New Zealand-born Canadian-based law academic

Michael John Trebilcock (Note: LL.B. (Canterbury, New Zealand), 1961, LL.M. (Adelaide) 1962, called to the Bar of New Zealand in 1964 and the Bar of Ontario in 1975.) (born 1941) is a New Zealand-born, Canadian-based law academic. He is currently distinguished university professor and professor of law at the University of Toronto, specializing in law and economics.

==Early life==
Trebilcock attended Rangiora High School.

==Teacher==
Trebilcock taught at the University of Adelaide, South Australia, until 1969, when he came to Canada as a visiting associate professor of law at McGill Law School.
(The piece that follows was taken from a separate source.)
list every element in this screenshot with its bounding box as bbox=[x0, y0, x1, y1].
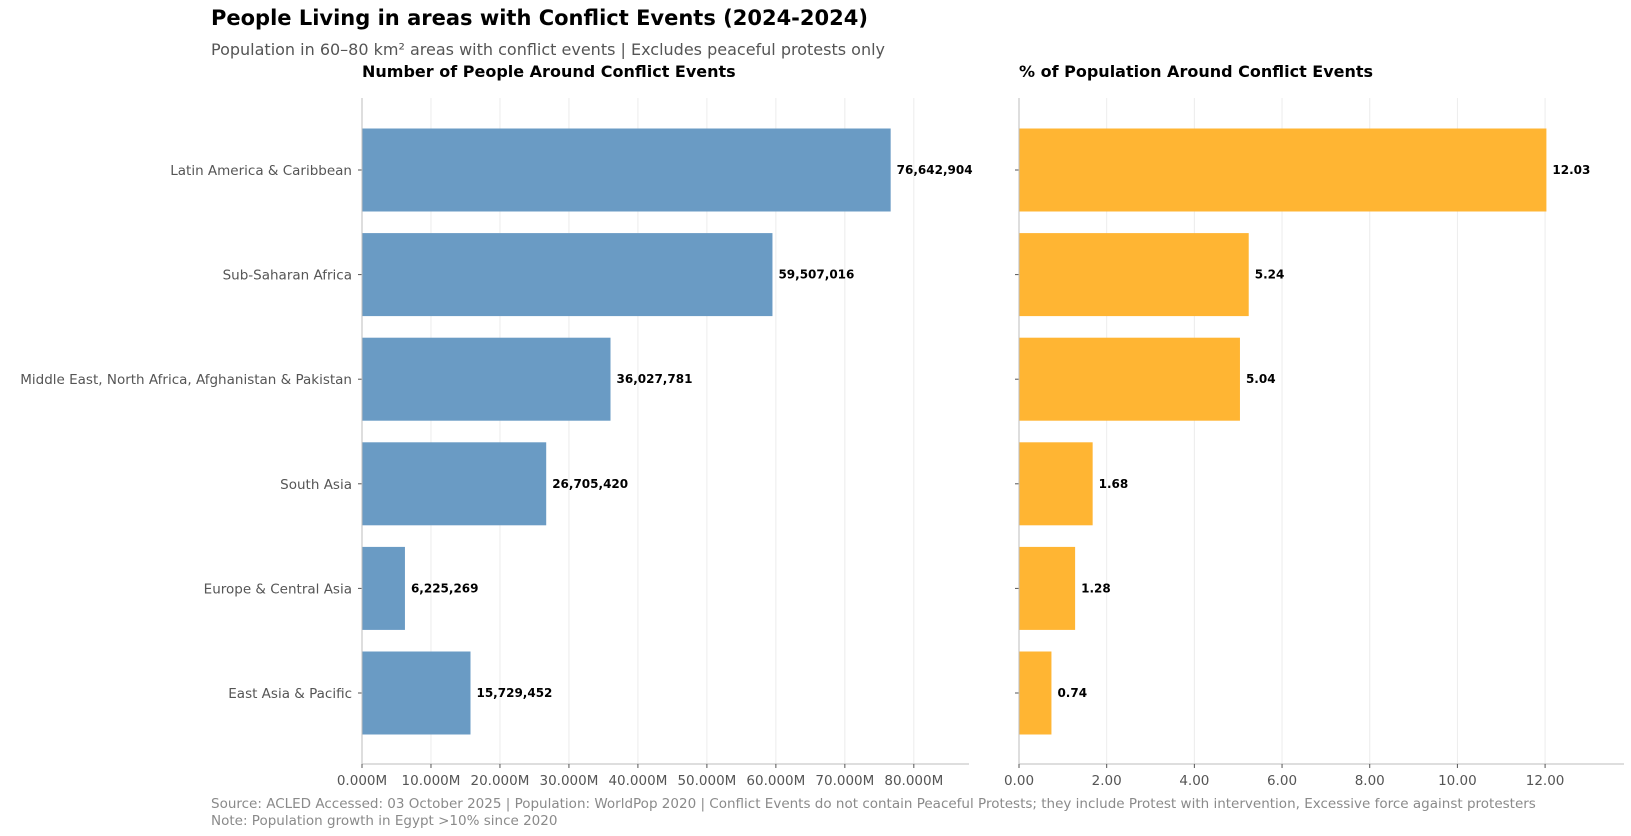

He was appointed associate professor of law at McGill in 1970 and joined the faculty of law at the University of Toronto as a professor of law in 1972. He has served as national vice-president of the Consumers' Association of Canada, chair of the Consumer Research Council and research director of the Professional Organizations Committee for the Government of Ontario. He was a fellow in law and economics at the University of Chicago Law School in 1976, a visiting professor of law at Yale Law School in 1985, and a global law professor at New York University Law School in 1997 and 1999. From 1982 to 1986 he was a member of the Research Council of the Canadian Institute of Advanced Research. In 1987 he was elected a fellow of the Royal Society of Canada and was appointed a university professor in 1990. He was honoured with a University of Toronto Teaching Award in 1986.

==Author==
He was awarded the Warren Owen Prize in 1989 by the Foundation for Legal Research for his book, The Common Law of Restraint of Trade, which was chosen as the best law book in English published in Canada in the past two years. He has since authored The Limits of Freedom of Contract and co-authored The Regulation of International Trade; Exploring the Domain of Accident Law: Taking the Facts Seriously; and The Making of the Mosaic: A History of Canadian Immigration Policy.

==Awards==
Trebilcock specializes in law and economics, international trade and contract and commercial law. He serves as co-director of the Law and Economics Program. In 1999, Trebilcock received an honorary doctorate in laws from McGill University and was awarded the Canada Council Molson Prize in the Humanities and Social Sciences. In the same year he was elected an honorary foreign fellow of the American Academy of Arts and Sciences.

==Select publications==
- 'Economic Criteria of Unconscionability' in Reiter and Swan (eds), Studies in Contract Law 390
- 'The Law and Economics of Contract Modifications' (with Aivazian and Penny) (1984) 22 Osgoode Hall Law Journal 173
- Michael Trebilcock and Ron Daniels, Rule of Law Reform and Development: Charting the Fragile Path of Progress (Edward Elgar, June 2008).